Nella ripresa i ritmi calano, ma la tensione resta altissima. L’episodio decisivo arriva a quattro minuti dalla fine: Eduardo Camavinga, appena entrato, si fa espellere per doppia ammonizione. Il Bayern ne approfitta immediatamente: Luis Díaz trova il 3-3 con un gran tiro da fuori.
Nel recupero arriva il colpo definitivo: Michael Olise chiude i conti in contropiede con una rete spettacolare che vale il 4-3 e il passaggio del turno per i bavaresi. Una rimonta costruita con carattere, qualità e una lucidità feroce nel momento decisivo.
Arsenal - Sporting CP 0-0: controllo totale e semifinale conquistata
A Londra il copione è completamente diverso. L’Arsenal domina, gestisce, crea, ma non segna. Eppure basta così: lo 0-0 contro lo Sporting CP vale la qualificazione grazie al risultato dell’andata.
I Gunners controllano il ritmo sin dall’inizio.

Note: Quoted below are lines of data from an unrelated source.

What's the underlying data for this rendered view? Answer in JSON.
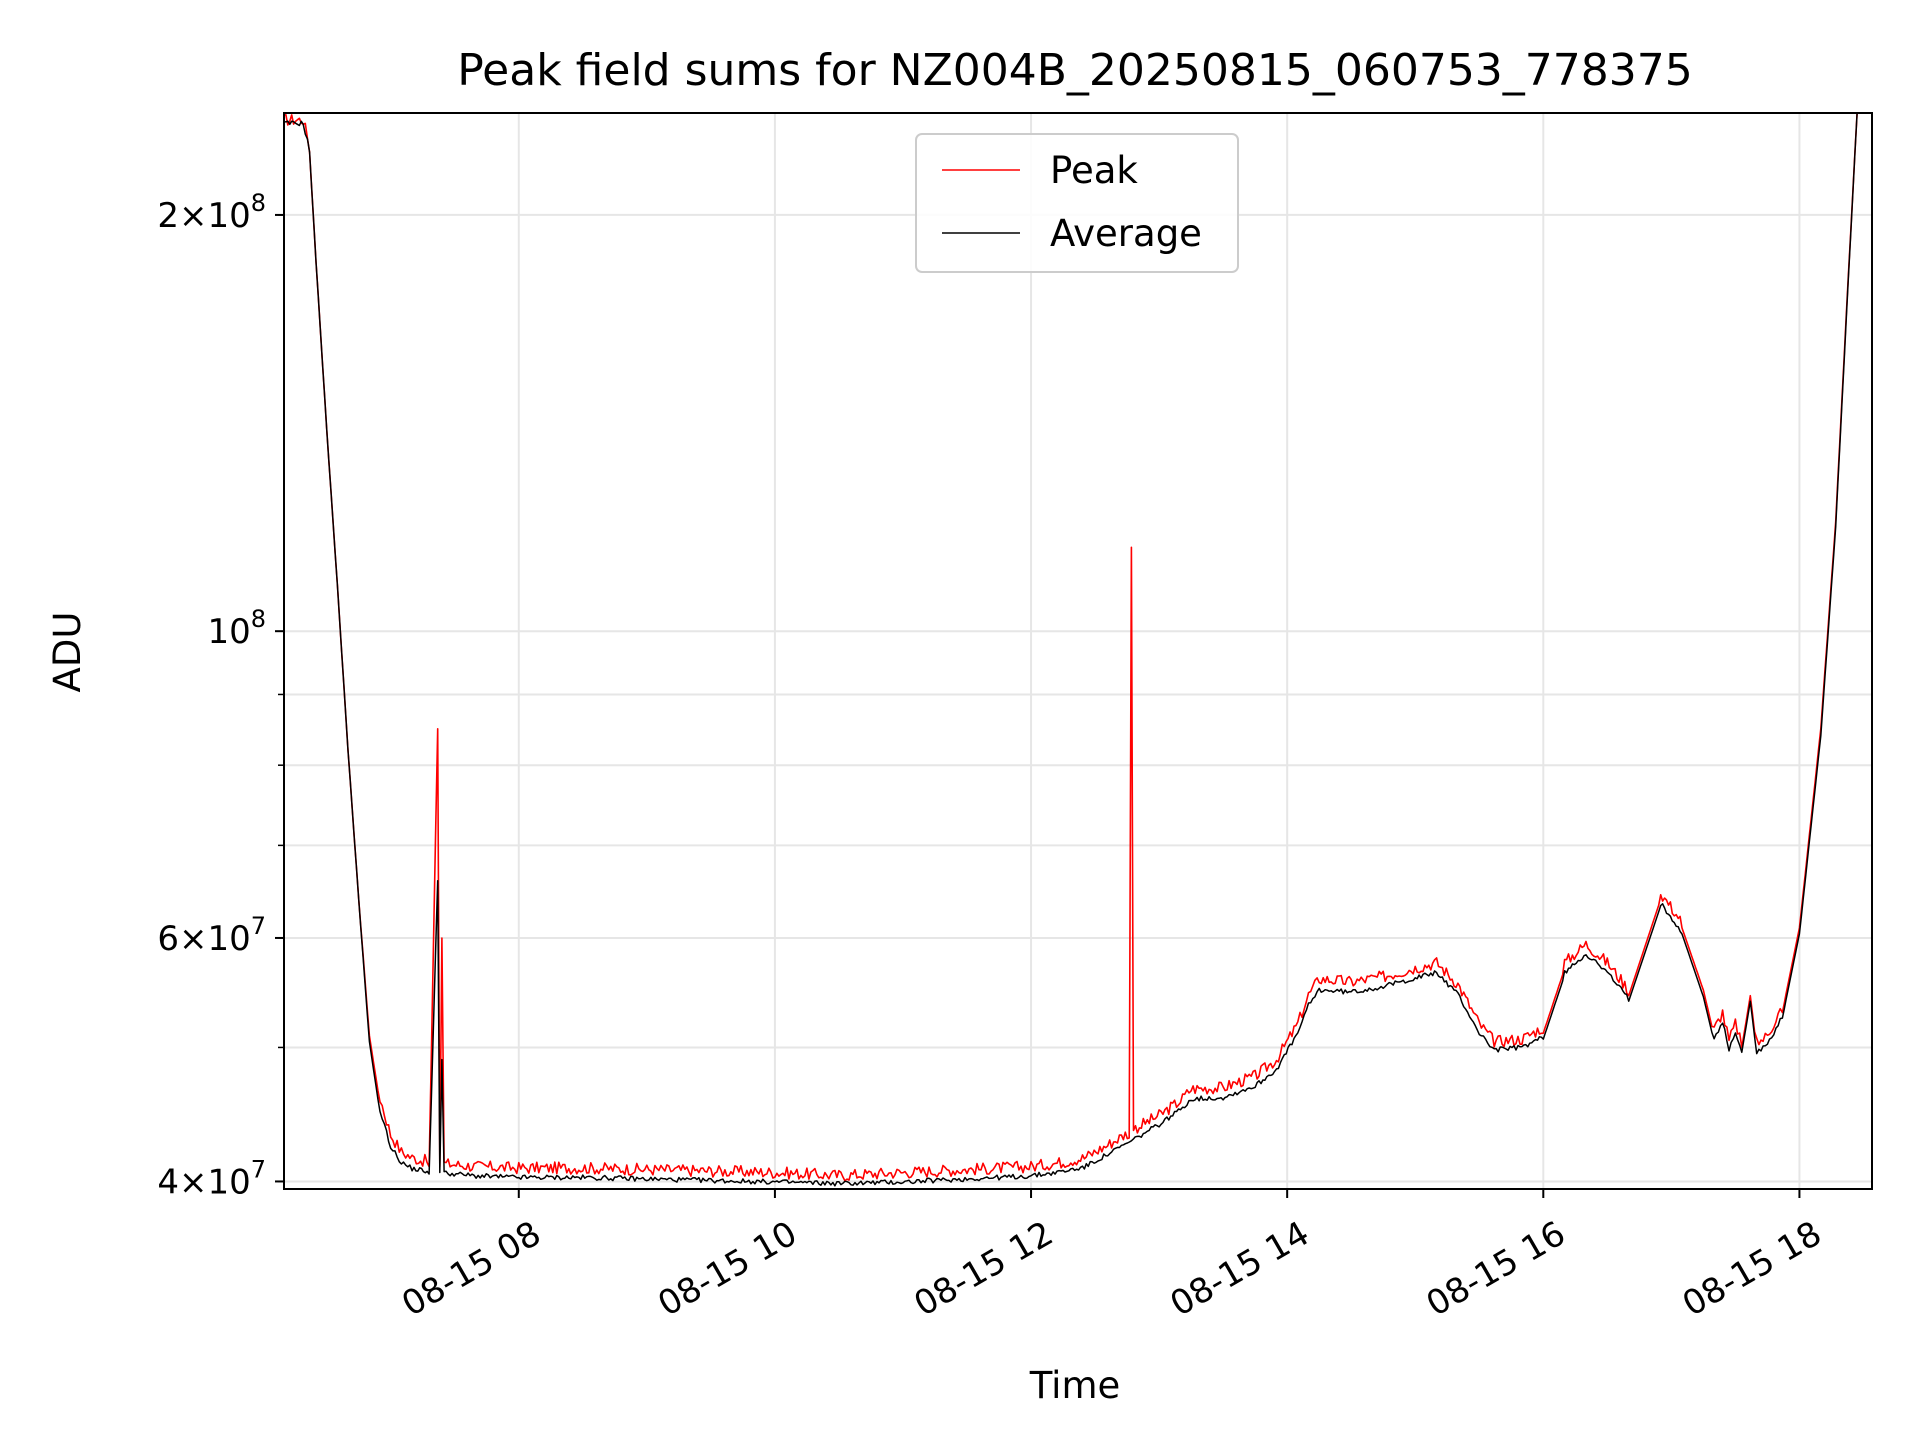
{
  "chart_data": {
    "type": "line",
    "title": "Peak field sums for NZ004B_20250815_060753_778375",
    "xlabel": "Time",
    "ylabel": "ADU",
    "y_scale": "log",
    "ylim": [
      39500000,
      237000000
    ],
    "xlim": [
      "2025-08-15 06:10",
      "2025-08-15 18:34"
    ],
    "grid": true,
    "legend_position": "top-center",
    "x_ticks": [
      "08-15 08",
      "08-15 10",
      "08-15 12",
      "08-15 14",
      "08-15 16",
      "08-15 18"
    ],
    "x_tick_values": [
      "2025-08-15 08:00",
      "2025-08-15 10:00",
      "2025-08-15 12:00",
      "2025-08-15 14:00",
      "2025-08-15 16:00",
      "2025-08-15 18:00"
    ],
    "y_ticks": [
      {
        "value": 40000000,
        "mant": "4",
        "exp": "7"
      },
      {
        "value": 60000000,
        "mant": "6",
        "exp": "7"
      },
      {
        "value": 100000000,
        "mant": "",
        "exp": "8"
      },
      {
        "value": 200000000,
        "mant": "2",
        "exp": "8"
      }
    ],
    "series": [
      {
        "name": "Peak",
        "color": "#ff0000",
        "points": [
          [
            "2025-08-15 06:10",
            232000000
          ],
          [
            "2025-08-15 06:19",
            232000000
          ],
          [
            "2025-08-15 06:22",
            222000000
          ],
          [
            "2025-08-15 06:25",
            185000000
          ],
          [
            "2025-08-15 06:30",
            140000000
          ],
          [
            "2025-08-15 06:35",
            108000000
          ],
          [
            "2025-08-15 06:40",
            82000000
          ],
          [
            "2025-08-15 06:45",
            64000000
          ],
          [
            "2025-08-15 06:50",
            51000000
          ],
          [
            "2025-08-15 06:55",
            45500000
          ],
          [
            "2025-08-15 07:00",
            42800000
          ],
          [
            "2025-08-15 07:05",
            41600000
          ],
          [
            "2025-08-15 07:10",
            41200000
          ],
          [
            "2025-08-15 07:15",
            41000000
          ],
          [
            "2025-08-15 07:18",
            41000000
          ],
          [
            "2025-08-15 07:22",
            85000000
          ],
          [
            "2025-08-15 07:23",
            41000000
          ],
          [
            "2025-08-15 07:24",
            60000000
          ],
          [
            "2025-08-15 07:25",
            40800000
          ],
          [
            "2025-08-15 07:40",
            40600000
          ],
          [
            "2025-08-15 08:00",
            40500000
          ],
          [
            "2025-08-15 08:30",
            40500000
          ],
          [
            "2025-08-15 09:00",
            40400000
          ],
          [
            "2025-08-15 09:30",
            40300000
          ],
          [
            "2025-08-15 10:00",
            40200000
          ],
          [
            "2025-08-15 10:30",
            40000000
          ],
          [
            "2025-08-15 11:00",
            40200000
          ],
          [
            "2025-08-15 11:30",
            40400000
          ],
          [
            "2025-08-15 12:00",
            40600000
          ],
          [
            "2025-08-15 12:15",
            40900000
          ],
          [
            "2025-08-15 12:25",
            41200000
          ],
          [
            "2025-08-15 12:35",
            42000000
          ],
          [
            "2025-08-15 12:46",
            43000000
          ],
          [
            "2025-08-15 12:47",
            115000000
          ],
          [
            "2025-08-15 12:48",
            43200000
          ],
          [
            "2025-08-15 13:00",
            44200000
          ],
          [
            "2025-08-15 13:10",
            45300000
          ],
          [
            "2025-08-15 13:15",
            46200000
          ],
          [
            "2025-08-15 13:30",
            46300000
          ],
          [
            "2025-08-15 13:45",
            47200000
          ],
          [
            "2025-08-15 13:55",
            48500000
          ],
          [
            "2025-08-15 14:05",
            51500000
          ],
          [
            "2025-08-15 14:10",
            54000000
          ],
          [
            "2025-08-15 14:15",
            55500000
          ],
          [
            "2025-08-15 14:30",
            55200000
          ],
          [
            "2025-08-15 14:45",
            55700000
          ],
          [
            "2025-08-15 15:00",
            56500000
          ],
          [
            "2025-08-15 15:10",
            57000000
          ],
          [
            "2025-08-15 15:20",
            55000000
          ],
          [
            "2025-08-15 15:30",
            51500000
          ],
          [
            "2025-08-15 15:37",
            50000000
          ],
          [
            "2025-08-15 15:50",
            50200000
          ],
          [
            "2025-08-15 16:00",
            51200000
          ],
          [
            "2025-08-15 16:10",
            57000000
          ],
          [
            "2025-08-15 16:20",
            58800000
          ],
          [
            "2025-08-15 16:30",
            57000000
          ],
          [
            "2025-08-15 16:40",
            54500000
          ],
          [
            "2025-08-15 16:55",
            64000000
          ],
          [
            "2025-08-15 17:05",
            61000000
          ],
          [
            "2025-08-15 17:15",
            55000000
          ],
          [
            "2025-08-15 17:20",
            51000000
          ],
          [
            "2025-08-15 17:24",
            52500000
          ],
          [
            "2025-08-15 17:27",
            50000000
          ],
          [
            "2025-08-15 17:30",
            51500000
          ],
          [
            "2025-08-15 17:33",
            50000000
          ],
          [
            "2025-08-15 17:37",
            54500000
          ],
          [
            "2025-08-15 17:40",
            49800000
          ],
          [
            "2025-08-15 17:45",
            50500000
          ],
          [
            "2025-08-15 17:52",
            53000000
          ],
          [
            "2025-08-15 18:00",
            61000000
          ],
          [
            "2025-08-15 18:10",
            85000000
          ],
          [
            "2025-08-15 18:17",
            120000000
          ],
          [
            "2025-08-15 18:22",
            170000000
          ],
          [
            "2025-08-15 18:27",
            237000000
          ]
        ]
      },
      {
        "name": "Average",
        "color": "#000000",
        "points": [
          [
            "2025-08-15 06:10",
            232000000
          ],
          [
            "2025-08-15 06:19",
            232000000
          ],
          [
            "2025-08-15 06:22",
            222000000
          ],
          [
            "2025-08-15 06:25",
            185000000
          ],
          [
            "2025-08-15 06:30",
            140000000
          ],
          [
            "2025-08-15 06:35",
            108000000
          ],
          [
            "2025-08-15 06:40",
            82000000
          ],
          [
            "2025-08-15 06:45",
            64000000
          ],
          [
            "2025-08-15 06:50",
            50500000
          ],
          [
            "2025-08-15 06:55",
            44800000
          ],
          [
            "2025-08-15 07:00",
            42200000
          ],
          [
            "2025-08-15 07:05",
            41100000
          ],
          [
            "2025-08-15 07:10",
            40700000
          ],
          [
            "2025-08-15 07:18",
            40500000
          ],
          [
            "2025-08-15 07:22",
            66000000
          ],
          [
            "2025-08-15 07:23",
            40600000
          ],
          [
            "2025-08-15 07:24",
            49000000
          ],
          [
            "2025-08-15 07:25",
            40400000
          ],
          [
            "2025-08-15 07:40",
            40200000
          ],
          [
            "2025-08-15 08:00",
            40100000
          ],
          [
            "2025-08-15 08:30",
            40100000
          ],
          [
            "2025-08-15 09:00",
            40000000
          ],
          [
            "2025-08-15 09:30",
            39900000
          ],
          [
            "2025-08-15 10:00",
            39800000
          ],
          [
            "2025-08-15 10:30",
            39700000
          ],
          [
            "2025-08-15 11:00",
            39800000
          ],
          [
            "2025-08-15 11:30",
            40000000
          ],
          [
            "2025-08-15 12:00",
            40200000
          ],
          [
            "2025-08-15 12:15",
            40500000
          ],
          [
            "2025-08-15 12:25",
            40800000
          ],
          [
            "2025-08-15 12:35",
            41600000
          ],
          [
            "2025-08-15 12:47",
            42600000
          ],
          [
            "2025-08-15 13:00",
            43800000
          ],
          [
            "2025-08-15 13:10",
            44900000
          ],
          [
            "2025-08-15 13:15",
            45700000
          ],
          [
            "2025-08-15 13:30",
            45800000
          ],
          [
            "2025-08-15 13:45",
            46700000
          ],
          [
            "2025-08-15 13:55",
            48000000
          ],
          [
            "2025-08-15 14:05",
            51000000
          ],
          [
            "2025-08-15 14:10",
            53400000
          ],
          [
            "2025-08-15 14:15",
            54800000
          ],
          [
            "2025-08-15 14:30",
            54600000
          ],
          [
            "2025-08-15 14:45",
            55100000
          ],
          [
            "2025-08-15 15:00",
            55900000
          ],
          [
            "2025-08-15 15:10",
            56400000
          ],
          [
            "2025-08-15 15:20",
            54400000
          ],
          [
            "2025-08-15 15:30",
            51000000
          ],
          [
            "2025-08-15 15:37",
            49600000
          ],
          [
            "2025-08-15 15:50",
            49800000
          ],
          [
            "2025-08-15 16:00",
            50700000
          ],
          [
            "2025-08-15 16:10",
            56400000
          ],
          [
            "2025-08-15 16:20",
            58200000
          ],
          [
            "2025-08-15 16:30",
            56400000
          ],
          [
            "2025-08-15 16:40",
            54000000
          ],
          [
            "2025-08-15 16:55",
            63300000
          ],
          [
            "2025-08-15 17:05",
            60400000
          ],
          [
            "2025-08-15 17:15",
            54400000
          ],
          [
            "2025-08-15 17:20",
            50500000
          ],
          [
            "2025-08-15 17:24",
            52000000
          ],
          [
            "2025-08-15 17:27",
            49600000
          ],
          [
            "2025-08-15 17:30",
            51000000
          ],
          [
            "2025-08-15 17:33",
            49600000
          ],
          [
            "2025-08-15 17:37",
            54000000
          ],
          [
            "2025-08-15 17:40",
            49400000
          ],
          [
            "2025-08-15 17:45",
            50000000
          ],
          [
            "2025-08-15 17:52",
            52500000
          ],
          [
            "2025-08-15 18:00",
            60400000
          ],
          [
            "2025-08-15 18:10",
            84000000
          ],
          [
            "2025-08-15 18:17",
            119000000
          ],
          [
            "2025-08-15 18:22",
            169000000
          ],
          [
            "2025-08-15 18:27",
            237000000
          ]
        ]
      }
    ]
  }
}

Eberechi Eze ispira, Martin Zubimendi si inserisce, ma Gonçalo Inácio salva tutto su Viktor Gyökeres.
Lo Sporting, però, non resta a guardare e sfiora il vantaggio con Geny Catamo, fermato solo dal palo su assist di Maximiliano Araújo.
Nella ripresa è ancora Arsenal: Gabriel Martinelli e Noni Madueke creano pericoli in serie, mentre nel finale Leandro Trossard colpisce un clamoroso palo di testa su corner di Max Dowman.
Il gol non arriva, ma non serve: l’Arsenal torna in semifinale di Champions League per il secondo anno consecutivo, confermando una crescita ormai solida a livello europeo.
Il quadro delle semifinali
Definito il tabellone delle semifinali,che promettono spettacolo:
Paris Saint-Germain – Bayern München (28 aprile / 6 maggio)
Atlético de Madrid – Arsenal (29 aprile / 5 maggio)
Due sfide di altissimo livello: da una parte il Bayern contro il talento del PSG, dall’altra la solidità dell’Atlético contro il calcio organizzato dell’Arsenal.
La Champions entra nella sua fase più calda. E dopo notti come queste, una cosa è certa: il meglio deve ancora venire.